The paper under discussion investigates architectural advancements in Convolutional Neural Networks (CNNs) to enhance performance in Large Vocabulary Continuous Speech Recognition (LVCSR). It builds upon the foundational role of CNNs in successive state-of-the-art models and addresses the lag in their performance relative to other fields where deeper neural network architectures have achieved superior results. The research introduces a very deep convolutional network design with multiple levels of convolution before each pooling layer, inspired by the VGG-19 model, and examines multilingual and multi-scale input techniques.

Key Contributions

  1. Deep CNN Architectures: One of the principal contributions is the adaptation of very deep CNN architectures with up to 14 weight layers, inspired by the VGG Net model. These architectures utilize smaller 3x3 kernels but in multiple convolutional layers without intermediate pooling, increasing expressiveness and reducing parameters. This contrasts with traditional CNN structures in speech recognition, which typically consisted of only two convolutional layers with larger kernels.
  2. Multilingual Training: The authors present a strategy for training CNNs across multiple languages, leveraging their data simultaneously, a practice not previously extended to CNNs. This approach facilitates improved performance in low-resource language tasks by sharing initial network layers across languages, while untying the upper layers for language-specific tasks.
  3. Multi-Scale Input Features: By using multi-scale input features, the research achieves an increased context with minimal computational overhead. This leverages feature maps downsampled from larger context windows to allow the network to consider wider input ranges.

Experimental Results

Through rigorous evaluation, substantial improvements are demonstrated on both the Babel and Switchboard datasets. The key numerical results highlight:

  • On a Babel task, the proposed CNN architecture achieved a 5.77% absolute improvement in Word Error Rate (WER) over the baseline system by training on data from six different languages.
  • The network also achieved a 1.4% relative improvement in WER, achieving 11.8% WER on the Hub5'00 benchmark, surpassing prior published results for CNN-based LVCSR systems.

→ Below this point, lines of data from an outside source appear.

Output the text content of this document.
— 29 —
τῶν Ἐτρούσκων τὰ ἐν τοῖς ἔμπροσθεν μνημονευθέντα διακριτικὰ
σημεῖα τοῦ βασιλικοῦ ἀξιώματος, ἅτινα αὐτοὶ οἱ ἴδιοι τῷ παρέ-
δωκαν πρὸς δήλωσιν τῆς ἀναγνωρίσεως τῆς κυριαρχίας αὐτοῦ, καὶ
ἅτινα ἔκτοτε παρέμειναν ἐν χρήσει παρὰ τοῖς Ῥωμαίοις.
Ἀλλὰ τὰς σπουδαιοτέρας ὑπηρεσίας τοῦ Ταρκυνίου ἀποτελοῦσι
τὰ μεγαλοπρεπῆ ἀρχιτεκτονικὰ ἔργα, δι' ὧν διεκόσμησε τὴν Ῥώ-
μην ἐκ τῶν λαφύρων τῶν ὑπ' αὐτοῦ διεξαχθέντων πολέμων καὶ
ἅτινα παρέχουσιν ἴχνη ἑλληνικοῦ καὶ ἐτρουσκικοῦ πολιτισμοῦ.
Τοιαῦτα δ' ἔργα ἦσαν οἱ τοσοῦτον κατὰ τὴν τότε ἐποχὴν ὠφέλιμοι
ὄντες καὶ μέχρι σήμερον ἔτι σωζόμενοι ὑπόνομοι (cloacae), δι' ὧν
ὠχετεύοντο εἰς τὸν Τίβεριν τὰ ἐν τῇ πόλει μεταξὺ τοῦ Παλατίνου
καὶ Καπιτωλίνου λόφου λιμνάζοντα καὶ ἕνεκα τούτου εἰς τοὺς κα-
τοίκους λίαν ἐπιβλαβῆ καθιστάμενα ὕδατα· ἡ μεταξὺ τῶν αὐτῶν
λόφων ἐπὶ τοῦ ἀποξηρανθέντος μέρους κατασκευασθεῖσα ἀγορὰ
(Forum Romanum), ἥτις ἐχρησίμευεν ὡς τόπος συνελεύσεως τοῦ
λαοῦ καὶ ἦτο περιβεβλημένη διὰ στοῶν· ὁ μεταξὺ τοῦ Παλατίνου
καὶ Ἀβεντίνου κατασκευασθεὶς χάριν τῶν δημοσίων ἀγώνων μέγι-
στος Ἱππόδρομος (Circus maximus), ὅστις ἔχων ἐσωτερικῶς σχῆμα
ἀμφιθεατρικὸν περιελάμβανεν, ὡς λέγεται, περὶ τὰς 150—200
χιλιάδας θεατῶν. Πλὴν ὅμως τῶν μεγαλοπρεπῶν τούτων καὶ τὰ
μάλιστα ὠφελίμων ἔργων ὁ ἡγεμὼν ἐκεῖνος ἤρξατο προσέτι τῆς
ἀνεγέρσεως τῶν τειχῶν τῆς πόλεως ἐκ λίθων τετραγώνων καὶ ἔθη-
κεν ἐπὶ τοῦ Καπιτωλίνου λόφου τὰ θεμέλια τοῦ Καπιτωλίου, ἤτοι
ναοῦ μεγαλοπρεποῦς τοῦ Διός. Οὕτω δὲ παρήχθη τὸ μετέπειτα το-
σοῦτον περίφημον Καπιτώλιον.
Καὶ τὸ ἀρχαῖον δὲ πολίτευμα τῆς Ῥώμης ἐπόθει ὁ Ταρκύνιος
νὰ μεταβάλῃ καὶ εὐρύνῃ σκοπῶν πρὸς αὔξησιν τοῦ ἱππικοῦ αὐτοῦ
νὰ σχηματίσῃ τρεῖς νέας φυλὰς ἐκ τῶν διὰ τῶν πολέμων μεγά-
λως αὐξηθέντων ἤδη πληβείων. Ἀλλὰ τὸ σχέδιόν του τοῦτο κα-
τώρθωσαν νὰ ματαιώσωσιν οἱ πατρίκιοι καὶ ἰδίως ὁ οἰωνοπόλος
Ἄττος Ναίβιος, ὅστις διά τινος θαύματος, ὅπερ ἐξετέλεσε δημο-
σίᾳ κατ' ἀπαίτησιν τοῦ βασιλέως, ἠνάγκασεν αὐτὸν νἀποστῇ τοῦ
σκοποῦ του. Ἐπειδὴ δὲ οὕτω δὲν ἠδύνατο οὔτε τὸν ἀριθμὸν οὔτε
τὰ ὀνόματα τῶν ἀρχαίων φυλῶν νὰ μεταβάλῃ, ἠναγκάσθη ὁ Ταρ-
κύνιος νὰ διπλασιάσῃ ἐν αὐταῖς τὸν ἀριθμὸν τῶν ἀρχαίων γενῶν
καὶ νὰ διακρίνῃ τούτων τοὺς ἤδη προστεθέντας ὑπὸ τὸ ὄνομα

Implications and Future Prospects

The research underscores the potential of deeper network architectures in LVCSR and advocates for leveraging multilingual datasets for model training, particularly in low-resource scenarios. The improvement in WER demonstrates a tangible potential for real-world applications in multilingual contexts, which is significant for global accessibility and communication technologies.

Future exploration may involve sequence training techniques, joint CNN and DNN integration, and enhancements like annealed dropout and maxout non-linearities. These efforts could further expand the efficacy and applicability of deep CNNs in LVCSR, contributing to more accurate and efficient speech recognition systems across varied contexts and languages. Such advancements may also set the stage for exploring similar approaches across other domains requiring complex pattern recognition.